Hap Tucker 1915 Model T Ford touring cut off and made into a pickup truck and 1907 Model S Runabout. Sumter SC.
Wow! Thanks, much, Hap. Lots of great information. I have noted the local chapter in the area. However, I don't think drive over there is an option here in Michigan right now (below zero the last few days and 5-8 inches of snow going on now). I had heard the warning about putting the top on warm. That makes sense. I've been keeping it in the house and heating up the garage when I'm going to work on it. I appreciate the welcome and the help.
Well, I feel a sense of technilogical accomplishment. I followed directions offered, downloaded PIXresizer and I think I have a picture that will upload. I'll try it.
Thanks for all the help.
Yup, they are back bow to rear seat straps as you had suspected.
Thanks, Adam. I appreciate the confirmation.Ken
another helpful thought as you consider your task.
I didn't think it mattered the first time I did a top on the open cars and set those back straps...but it sure does.......
After I had finished, others then told me to not simply rely on the bow set resting in the back position when you mount the straps. [which I did the first time] They told me to make a set of crutches that go from the back bow to the body to support the bow, and only then do the back strap and mount the top thing.
That car was a Roadster and almost immediately had a bulgy rear section.
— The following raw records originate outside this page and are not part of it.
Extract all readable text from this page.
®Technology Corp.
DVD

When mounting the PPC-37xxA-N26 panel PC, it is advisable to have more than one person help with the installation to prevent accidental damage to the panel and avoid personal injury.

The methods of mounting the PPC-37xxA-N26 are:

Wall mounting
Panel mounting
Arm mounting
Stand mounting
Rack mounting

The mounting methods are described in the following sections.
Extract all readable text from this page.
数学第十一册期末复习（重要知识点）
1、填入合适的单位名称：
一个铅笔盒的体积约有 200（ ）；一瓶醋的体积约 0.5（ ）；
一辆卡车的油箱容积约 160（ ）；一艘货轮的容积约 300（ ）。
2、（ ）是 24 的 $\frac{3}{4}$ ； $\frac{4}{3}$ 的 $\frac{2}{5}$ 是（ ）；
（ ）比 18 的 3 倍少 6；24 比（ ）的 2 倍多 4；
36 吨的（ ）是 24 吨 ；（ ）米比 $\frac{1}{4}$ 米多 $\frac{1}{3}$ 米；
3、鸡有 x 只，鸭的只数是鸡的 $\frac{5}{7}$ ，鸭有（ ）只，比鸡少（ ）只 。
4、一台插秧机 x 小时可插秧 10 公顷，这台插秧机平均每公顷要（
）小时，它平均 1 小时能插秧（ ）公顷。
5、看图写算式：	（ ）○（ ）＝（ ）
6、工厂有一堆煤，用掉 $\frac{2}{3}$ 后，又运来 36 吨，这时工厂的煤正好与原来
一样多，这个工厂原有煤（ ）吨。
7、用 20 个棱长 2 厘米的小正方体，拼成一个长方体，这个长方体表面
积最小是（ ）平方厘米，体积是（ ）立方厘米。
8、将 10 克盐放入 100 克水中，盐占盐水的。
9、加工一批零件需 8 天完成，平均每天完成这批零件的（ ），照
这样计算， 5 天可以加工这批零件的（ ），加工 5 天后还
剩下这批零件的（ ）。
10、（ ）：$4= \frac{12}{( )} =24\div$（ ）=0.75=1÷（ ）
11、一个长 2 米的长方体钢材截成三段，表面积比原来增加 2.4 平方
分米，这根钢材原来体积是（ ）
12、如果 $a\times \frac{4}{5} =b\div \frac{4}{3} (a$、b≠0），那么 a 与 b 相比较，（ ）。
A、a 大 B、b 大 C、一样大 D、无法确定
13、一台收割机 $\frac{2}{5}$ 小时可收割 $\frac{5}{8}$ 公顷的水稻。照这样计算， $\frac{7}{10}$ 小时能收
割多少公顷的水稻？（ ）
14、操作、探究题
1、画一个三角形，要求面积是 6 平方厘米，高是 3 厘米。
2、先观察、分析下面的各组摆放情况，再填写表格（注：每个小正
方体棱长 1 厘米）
Next car I did, I actually measured the location from someone who had a good looking nice firm top...made the crutches, then went about skinning and supporting.
No bulges on that one!
So, think about it, and if you do not have a top on now, try the crutch trick....unless some other bright soul on here has a better idea
Thanks, George. I'm going to have to take a look at that. The way I had already stretched the straps, I was more concerned that I was pulling it down too much rather than keeping it up. Sounds like one of those things you only learn in the School of Experience.
Funny,I had completely forgotten about those two straps. Glad someone else didn't.